Eva and Addie started out the same way as everyone else—two souls woven together in one body, taking turns controlling their movements as they learned how to walk, how to sing, how to dance. But as they grew, so did the worried whispers. Why aren’t they settling? Why isn’t one of them fading? The doctors ran tests, the neighbors shied away, and their parents begged for more time. Finally Addie was pronounced healthy and Eva was declared gone. Except, she wasn’t…
For the past three years, Eva has clung to the remnants of her life. Only Addie knows she’s still there, trapped inside their body. Then one day, they discover there may be a way for Eva to move again. The risks are unimaginable–hybrids are considered a threat to society, so if they are caught, Addie and Eva will be locked away with the others. And yet…for a chance to smile, to twirl, to speak, Eva will do anything.
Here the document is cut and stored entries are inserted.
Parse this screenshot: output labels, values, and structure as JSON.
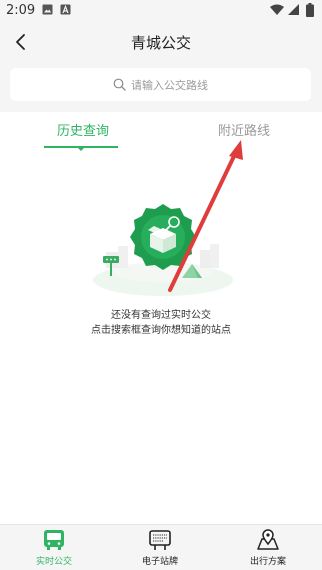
{
  "status_bar": {
    "time": "2:09",
    "icons": [
      "image-icon",
      "a-icon",
      "wifi-icon",
      "signal-icon",
      "battery-icon"
    ]
  },
  "header": {
    "title": "青城公交",
    "back_icon": "back-arrow-icon"
  },
  "search": {
    "placeholder": "请输入公交路线",
    "icon": "search-icon"
  },
  "tabs": [
    {
      "label": "历史查询",
      "active": true
    },
    {
      "label": "附近路线",
      "active": false
    }
  ],
  "empty_state": {
    "line1": "还没有查询过实时公交",
    "line2": "点击搜索框查询你想知道的站点",
    "illustration": "empty-box-badge-icon"
  },
  "bottom_nav": [
    {
      "label": "实时公交",
      "icon": "bus-icon",
      "active": true
    },
    {
      "label": "电子站牌",
      "icon": "bus-stop-board-icon",
      "active": false
    },
    {
      "label": "出行方案",
      "icon": "map-route-icon",
      "active": false
    }
  ],
  "colors": {
    "accent": "#2fb463",
    "annotation_arrow": "#e03c3c",
    "page_bg": "#f5f5f5"
  }
}
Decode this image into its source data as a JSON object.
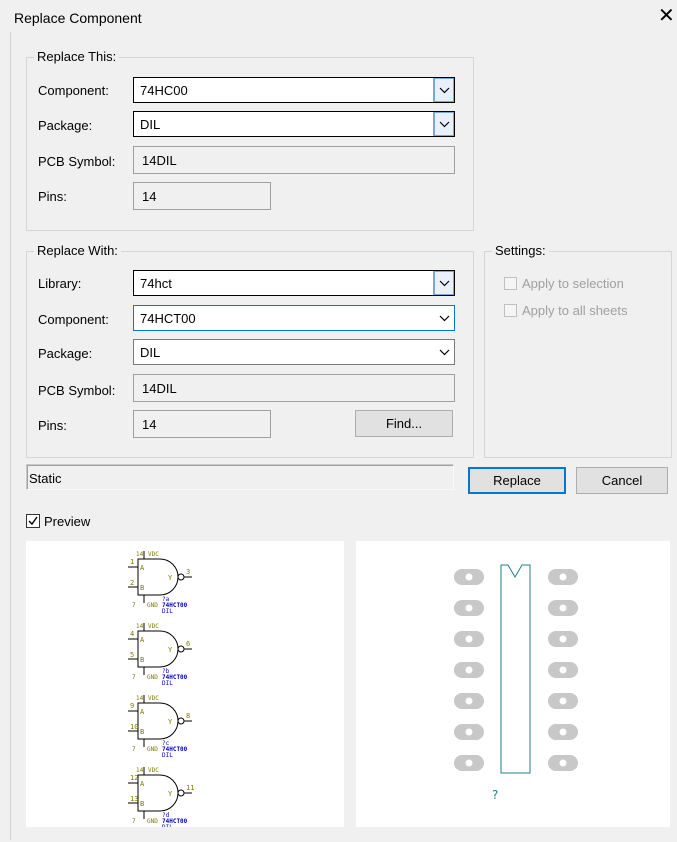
{
  "window": {
    "title": "Replace Component",
    "close_glyph": "✕"
  },
  "replace_this": {
    "legend": "Replace This:",
    "component_label": "Component:",
    "component_value": "74HC00",
    "package_label": "Package:",
    "package_value": "DIL",
    "pcb_label": "PCB Symbol:",
    "pcb_value": "14DIL",
    "pins_label": "Pins:",
    "pins_value": "14"
  },
  "replace_with": {
    "legend": "Replace With:",
    "library_label": "Library:",
    "library_value": "74hct",
    "component_label": "Component:",
    "component_value": "74HCT00",
    "package_label": "Package:",
    "package_value": "DIL",
    "pcb_label": "PCB Symbol:",
    "pcb_value": "14DIL",
    "pins_label": "Pins:",
    "pins_value": "14",
    "find_label": "Find..."
  },
  "settings": {
    "legend": "Settings:",
    "apply_selection": {
      "label": "Apply to selection",
      "checked": false,
      "enabled": false
    },
    "apply_all_sheets": {
      "label": "Apply to all sheets",
      "checked": false,
      "enabled": false
    }
  },
  "status_text": "Static",
  "buttons": {
    "replace": "Replace",
    "cancel": "Cancel"
  },
  "preview": {
    "label": "Preview",
    "checked": true,
    "schematic_gates": [
      {
        "in_a": "1",
        "in_b": "2",
        "out": "3",
        "gate_tag": "?a",
        "part": "74HCT00",
        "pkg": "DIL"
      },
      {
        "in_a": "4",
        "in_b": "5",
        "out": "6",
        "gate_tag": "?b",
        "part": "74HCT00",
        "pkg": "DIL"
      },
      {
        "in_a": "9",
        "in_b": "10",
        "out": "8",
        "gate_tag": "?c",
        "part": "74HCT00",
        "pkg": "DIL"
      },
      {
        "in_a": "12",
        "in_b": "13",
        "out": "11",
        "gate_tag": "?d",
        "part": "74HCT00",
        "pkg": "DIL"
      }
    ],
    "power_pin": "14",
    "power_net": "VDC",
    "gnd_pin": "7",
    "gnd_net": "GND",
    "pin_a": "A",
    "pin_b": "B",
    "pin_y": "Y",
    "pcb_pins_per_side": 7,
    "pcb_refdes": "?"
  },
  "colors": {
    "accent": "#0078d7",
    "schematic_body": "#7a7a00",
    "schematic_text": "#0000c0",
    "pcb_outline": "#1f7f8f",
    "pad": "#c8c8c8"
  }
}
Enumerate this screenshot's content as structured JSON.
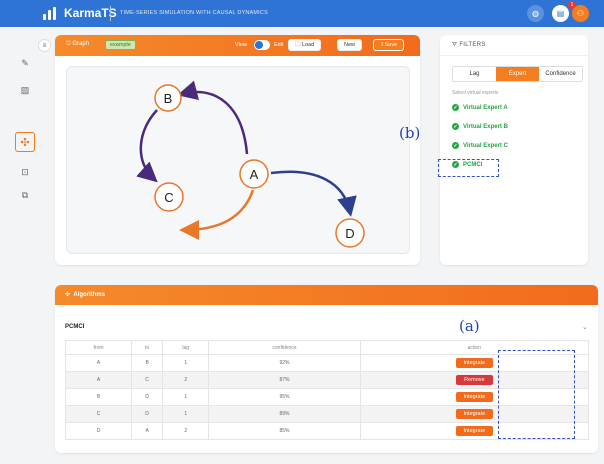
{
  "app": {
    "name": "KarmaTS",
    "tagline": "TIME-SERIES SIMULATION WITH CAUSAL DYNAMICS",
    "notification_count": "1"
  },
  "graph_panel": {
    "title": "Graph",
    "tag": "example",
    "view_label": "View",
    "edit_label": "Edit",
    "load_label": "Load",
    "new_label": "New",
    "save_label": "Save",
    "nodes": [
      "A",
      "B",
      "C",
      "D"
    ]
  },
  "filters": {
    "title": "FILTERS",
    "tabs": [
      "Lag",
      "Expert",
      "Confidence"
    ],
    "active_tab": "Expert",
    "hint": "Select virtual experts",
    "experts": [
      "Virtual Expert A",
      "Virtual Expert B",
      "Virtual Expert C",
      "PCMCI"
    ]
  },
  "algorithms": {
    "title": "Algorithms",
    "algorithm_name": "PCMCI",
    "columns": [
      "from",
      "to",
      "lag",
      "confidence",
      "action"
    ],
    "rows": [
      {
        "from": "A",
        "to": "B",
        "lag": "1",
        "confidence": "92%",
        "action": "Integrate"
      },
      {
        "from": "A",
        "to": "C",
        "lag": "2",
        "confidence": "87%",
        "action": "Remove"
      },
      {
        "from": "B",
        "to": "D",
        "lag": "1",
        "confidence": "95%",
        "action": "Integrate"
      },
      {
        "from": "C",
        "to": "D",
        "lag": "1",
        "confidence": "89%",
        "action": "Integrate"
      },
      {
        "from": "D",
        "to": "A",
        "lag": "2",
        "confidence": "85%",
        "action": "Integrate"
      }
    ]
  },
  "annotations": {
    "a": "(a)",
    "b": "(b)"
  },
  "colors": {
    "accent": "#f47d20",
    "primary": "#2f74d4",
    "edge_purple": "#4a2a7a",
    "edge_orange": "#e8772a",
    "edge_navy": "#2f3f8f",
    "success": "#27a545",
    "danger": "#d63a3a"
  }
}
I read What’s Left of Me, book one in the Hybrid Chronicles, by Kat Zhang, one and a half times. Why the half? Well, I must admit, the narrative structure of Kat debut book took a bit to settle into – funny, considering one of the main points of her book is about settling (though in a very different context.) It’s really the only problem I had with the story. The characters were well-drawn and fascinating, especially the main heroines, Eva and Addie, which I’ll talk about in a moment. The pacing of the book was stellar. It was a quick read. And the plot twists were pretty awesome too. There were quite a few moments that I just didn’t see coming.
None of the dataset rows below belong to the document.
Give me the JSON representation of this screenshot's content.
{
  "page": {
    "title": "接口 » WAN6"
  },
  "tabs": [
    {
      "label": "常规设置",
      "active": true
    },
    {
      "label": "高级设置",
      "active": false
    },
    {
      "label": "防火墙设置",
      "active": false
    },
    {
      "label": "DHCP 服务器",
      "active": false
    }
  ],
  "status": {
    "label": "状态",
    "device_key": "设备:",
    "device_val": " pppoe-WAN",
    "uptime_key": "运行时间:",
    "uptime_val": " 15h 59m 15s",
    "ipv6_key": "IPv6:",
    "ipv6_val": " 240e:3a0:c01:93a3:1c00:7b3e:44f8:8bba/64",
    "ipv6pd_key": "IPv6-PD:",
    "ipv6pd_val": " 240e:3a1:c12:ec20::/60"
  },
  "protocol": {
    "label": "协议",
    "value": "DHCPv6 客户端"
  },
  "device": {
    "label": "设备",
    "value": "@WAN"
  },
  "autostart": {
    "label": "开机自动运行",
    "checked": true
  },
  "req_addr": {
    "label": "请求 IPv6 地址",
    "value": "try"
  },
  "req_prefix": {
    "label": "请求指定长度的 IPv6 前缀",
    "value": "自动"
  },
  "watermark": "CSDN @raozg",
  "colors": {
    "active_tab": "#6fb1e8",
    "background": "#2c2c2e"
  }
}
But let me address that issue of settling into the story. Don’t get me wrong. What’s Left of Me is a haunting, creative tale of identity and science, truth and loyalty, and knowing who you are whether you’re standing on your own or (quite literally in this case) surrounded by someone who loves you. It’s a fascinating premise but Kat doesn’t just leave it at that. No no, she pushes the boundaries and presents this story in a brave narrative structure, where the two characters aren’t assigned chapters with specific headings or different text fonts. Instead, the narrative throughout is actually from the point of view of Eva, the soul who was supposed to have faded away – the one that is can think but can’t move, worry but can’t act, and love but can’t ever express it. We see the world with Addie’s eyes, but we understand it through Eva’s mind.
I believe the word here is Ripe. This narrative structure infuses this story and makes it ripe with conflict, drama and all the juicy moral and ethical questions awesome novels are made of. 🙂
Anyway, suffice to say, as a fellow writer, I’m blown away by Kat’s creativity and courage. As a reader…well, like I said, it took me a minute to fall into the rhythm of the story. But man, I am so glad that I stuck with this tale because the payoff is worth it!
First, you have great characters. Besides Addie and Eva, there’s Devon and Hally and Lyle and many more fully realized, sympathetic, and best of all, surprising personalities. Second, the pacing of this book was great. It flew, though there were still scenes of poignant, heartbreaking moments. And third, there are plot twists galore. For writers who want a master class in those “didn’t see that coming” moments, read this. For readers who want a roller coaster ride, read this. Finally, the world building is pretty cool too. It wasn’t totally explained, but this is the first book in a series and I fully expect to learn more in the sequel.
All in all, what’s left of me after reading Kat’s debut? A hunger for the second book!